Humankind for hundreds of years has dreamed the heavens above them and I am not just talking spiritually, but what was beyond their earthly confinds. They have watched the birds and wondered what it would be like to take flight similar to those animals they held dominance over. As early as Leonardo Da Vinci's work Codex on the Flight of Birds, and his sketches on nature in flight and aerodynamic principles which some have said laid the groundwork for the development of aviation and aircraft as we know it today. While humans began taking to the sky as early as 1783, with the first recorded hot-air balloon flight, it would not be until that fateful day in 1903 when two brothers in Kitty Hawk, North Carolina showed the world that humankind could sustain flight in a heavier-than-air aircraft. While Orville and Wilbur Wright's flight only lasted a mere 59 seconds, newspapers of the time barely covered the story as they felt the short time in the air was just not that important. While the papers then thought the feat of the brother's Wright was insignificant, history would prove that they were on the right side of history with their mere 59 seconds of flight.

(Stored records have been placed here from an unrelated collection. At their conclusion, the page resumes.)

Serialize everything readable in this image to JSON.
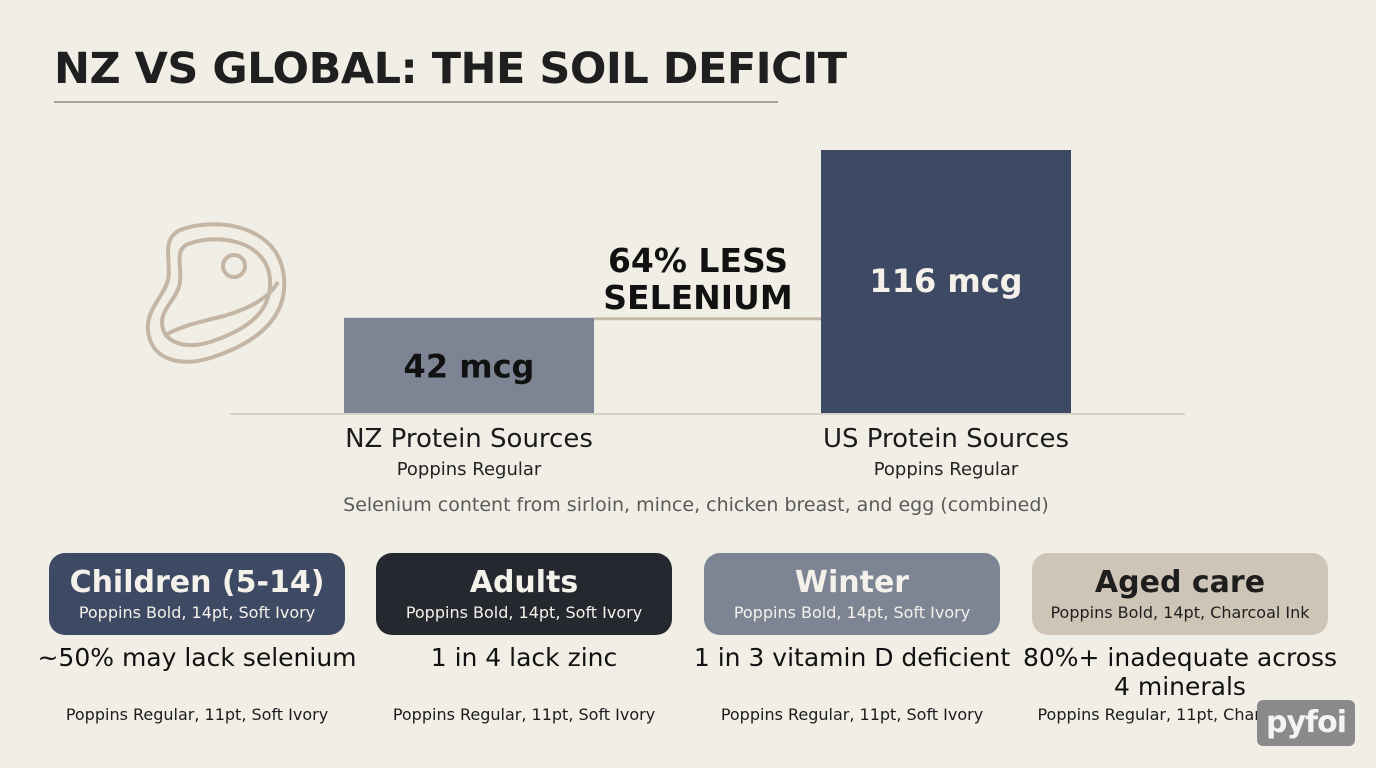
{
  "title": "NZ VS GLOBAL: THE SOIL DEFICIT",
  "chart_data": {
    "type": "bar",
    "categories": [
      "NZ Protein Sources",
      "US Protein Sources"
    ],
    "values": [
      42,
      116
    ],
    "value_labels": [
      "42 mcg",
      "116 mcg"
    ],
    "category_sublabels": [
      "Poppins Regular",
      "Poppins Regular"
    ],
    "unit": "mcg",
    "bar_colors": [
      "#7d8594",
      "#3e4a63"
    ],
    "annotation": "64% LESS SELENIUM",
    "note": "Selenium content from sirloin, mince, chicken breast, and egg (combined)",
    "ylim": [
      0,
      116
    ],
    "grid": false,
    "legend": "none"
  },
  "icons": [
    "steak-icon"
  ],
  "cards": [
    {
      "title": "Children (5-14)",
      "subtitle": "Poppins Bold, 14pt, Soft Ivory",
      "stat": "~50% may lack selenium",
      "stat_sub": "Poppins Regular, 11pt, Soft Ivory",
      "bg": "#3e4a63",
      "fg": "#f4f1ea"
    },
    {
      "title": "Adults",
      "subtitle": "Poppins Bold, 14pt, Soft Ivory",
      "stat": "1 in 4 lack zinc",
      "stat_sub": "Poppins Regular, 11pt, Soft Ivory",
      "bg": "#25292f",
      "fg": "#f4f1ea"
    },
    {
      "title": "Winter",
      "subtitle": "Poppins Bold, 14pt, Soft Ivory",
      "stat": "1 in 3 vitamin D deficient",
      "stat_sub": "Poppins Regular, 11pt, Soft Ivory",
      "bg": "#7d8594",
      "fg": "#f4f1ea"
    },
    {
      "title": "Aged care",
      "subtitle": "Poppins Bold, 14pt, Charcoal Ink",
      "stat": "80%+ inadequate across 4 minerals",
      "stat_sub": "Poppins Regular, 11pt, Charcoal Ink",
      "bg": "#cfc5b7",
      "fg": "#1e1e1e"
    }
  ],
  "watermark": "pyfoi"
}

The purpose of this guide is to provide you, the researcher, with the ability to do research on the subject of aviation and aerospace. You will be able to search the library catalog and access our databases and journals all from within this course guide. This guide also provides you with a list of aviation and aerospace primary source websites, along with important information regarding library services and departments that may prove useful to you while you are doing research.
Lawrence Mello, M.A., M.L.S.
Librarian Liaison to the FAU History Department.
Wilbur Wright ~ "When you have once tasted flight, you will forever walk the Earth with your eyes turned skyward, for there you have been, and there you will always long to return."
Harriet Quimbly ~ "The men flyers have given out the impression that aeroplaning is very perilous work, something that an ordinary mortal should not dream of attempting. But when I saw how easily the man flyers manipulated their machines I said I could fly."